At first the steakhouse took locals by surprise. Photo / Supplied
At first the steakhouse took locals by surprise. Photo / Supplied

From neighbourhood Cobb & Co to New Zealand's supreme restaurant might sound like an impossible transformation but a group of Hamilton restaurateurs have accomplished it.

Smith and McKenzie director Darrel Hadley said it was a huge job to reinvent his restaurant's brand from an inexpensive and cheerful local favourite, Chartwell Cobb and Co, to New York-style steakhouse Smith and McKenzie Chophouse in suburban Hamilton.

It was not just the image that raised eyebrows.
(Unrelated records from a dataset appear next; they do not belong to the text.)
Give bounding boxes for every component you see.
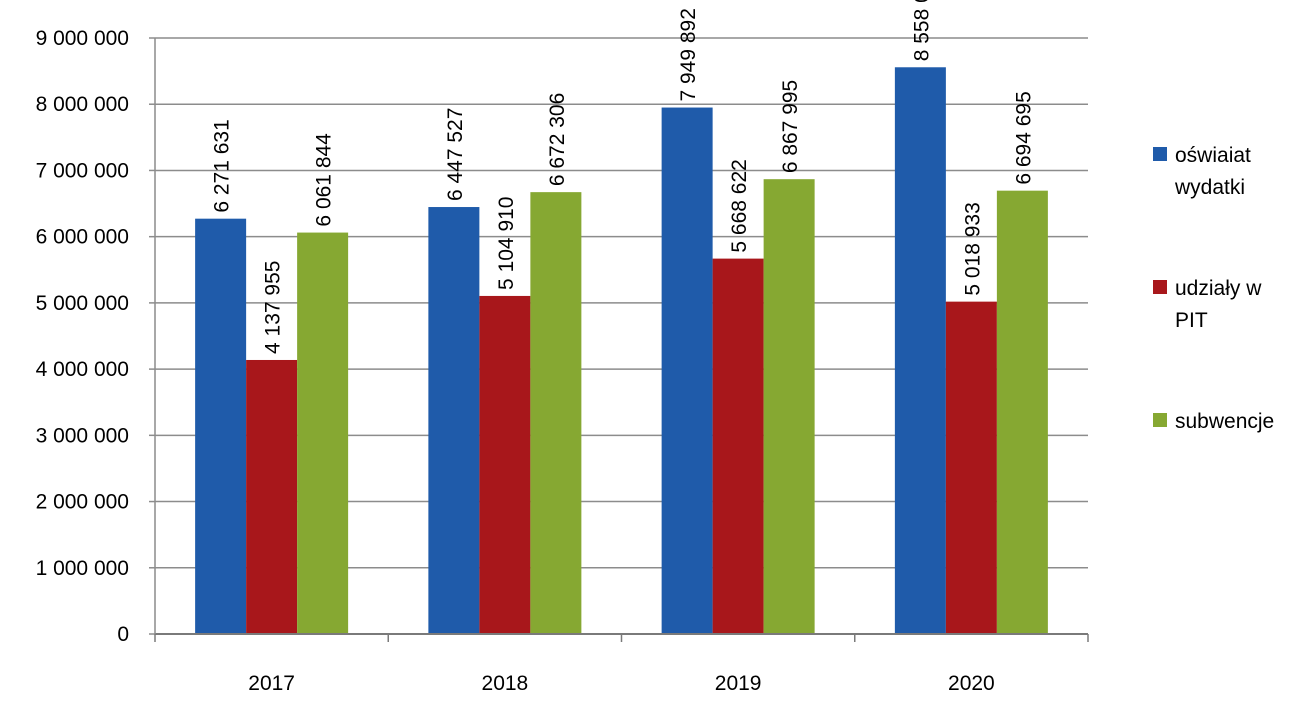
legend-label: oświaiat [1175,144,1251,167]
y-tick-label: 7 000 000 [36,159,129,182]
data-label: 4 137 955 [262,261,285,354]
y-axis-ticks: 0 1 000 000 2 000 000 3 000 000 4 000 000 5 0… [36,27,155,646]
bar [712,258,764,634]
data-label: 6 271 631 [211,119,234,212]
y-tick-label: 6 000 000 [36,226,129,249]
y-tick-label: 2 000 000 [36,491,129,514]
bar [428,207,480,634]
y-tick-label: 4 000 000 [36,358,129,381]
bar [661,107,713,635]
y-tick-label: 8 000 000 [36,93,129,116]
bar [894,67,946,635]
legend-swatch [1153,147,1167,161]
data-label: 6 867 995 [779,80,802,173]
bar [945,301,997,634]
legend-swatch [1153,280,1167,294]
y-tick-label: 0 [117,623,129,646]
bar [297,232,349,634]
legend-label: wydatki [1174,176,1245,199]
bar [479,295,531,634]
data-label: 6 447 527 [444,108,467,201]
y-tick-label: 1 000 000 [36,557,129,580]
legend-label: PIT [1175,309,1208,332]
y-tick-label: 5 000 000 [36,292,129,315]
data-label: 6 061 844 [313,133,336,227]
x-axis-categories: 2017 2018 2019 2020 [248,672,994,695]
data-label: 5 018 933 [961,202,984,295]
x-category-label: 2017 [248,672,295,695]
y-tick-label: 3 000 000 [36,424,129,447]
bar [246,359,298,634]
x-axis [154,38,1089,642]
data-label: 5 668 622 [728,159,751,252]
x-category-label: 2020 [948,672,995,695]
bars [195,67,1048,635]
bar [763,179,815,635]
bar [530,192,582,634]
x-category-label: 2018 [482,672,529,695]
legend-swatch [1153,413,1167,427]
legend-label: udziały w [1175,277,1262,300]
y-tick-label: 9 000 000 [36,27,129,50]
data-label: 7 949 892 [677,8,700,101]
data-labels: 6 271 631 4 137 955 6 061 844 6 447 527 5 10… [211,0,1036,354]
data-label: 6 672 306 [546,93,569,186]
data-label: 6 694 695 [1012,91,1035,184]
bar [996,190,1048,634]
bar [195,218,247,635]
data-label: 8 558 003 [910,0,933,61]
data-label: 5 104 910 [495,197,518,290]
legend: oświaiat wydatki udziały w PIT subwencje [1153,144,1274,433]
x-category-label: 2019 [715,672,762,695]
legend-label: subwencje [1175,410,1274,433]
Its location in Chartwell was seen as unusual. "People were surprised about the location but I think our biggest discussion was how to pitch the restaurant to the market," Hadley said.

He bought the site with Jason Macklow and Toby and Nic Elliottyson in 2007 when the Cobb and Co franchise holder was at loggerheads with the franchisor. Smith and Mackenzie Chophouse opened in 2009. The move to a premium restaurant and neighbourhood bar was a big departure from what locals were used to having there.

Hadley said the group had been looking at other sites before discovering the Chartwell venue, which was "right under our noses".

Some of the neighbours were against the restaurant at first. "It's just change ... not knowing what it's going to be like. We had to be careful how we made the change."

They wanted to make sure someone could come in and spend $28 on dinner or could have a $45 steak. Although Cobb & Co had a particular appeal, the focus for his restaurant was on attracting all sectors of the market, "and we have managed to pull it off".

The restaurant picked up the supreme award at the Hospitality New Zealand Awards for Excellence. Hadley said it was a huge accolade for his staff, helped with recruitment, and was a source of pride for locals.

Smith and McKenzie is the only hospitality business in the top 50 of the Deloittes Fast 50, and has enjoyed a 387 per cent growth over three years. "We took over Cobb & Co and traded as that for awhile to get to know the market," Hadley said. "The growth from there was phenomenal."

For anyone with memories of family dinners at Cobb & Co, there is one question that has to be asked: Can you still get a traffic light? Hadley laughed and said that although traffic lights - non-alcoholic drinks with colourful layers - were not on the menu, his team went out of its way to appeal to younger diners.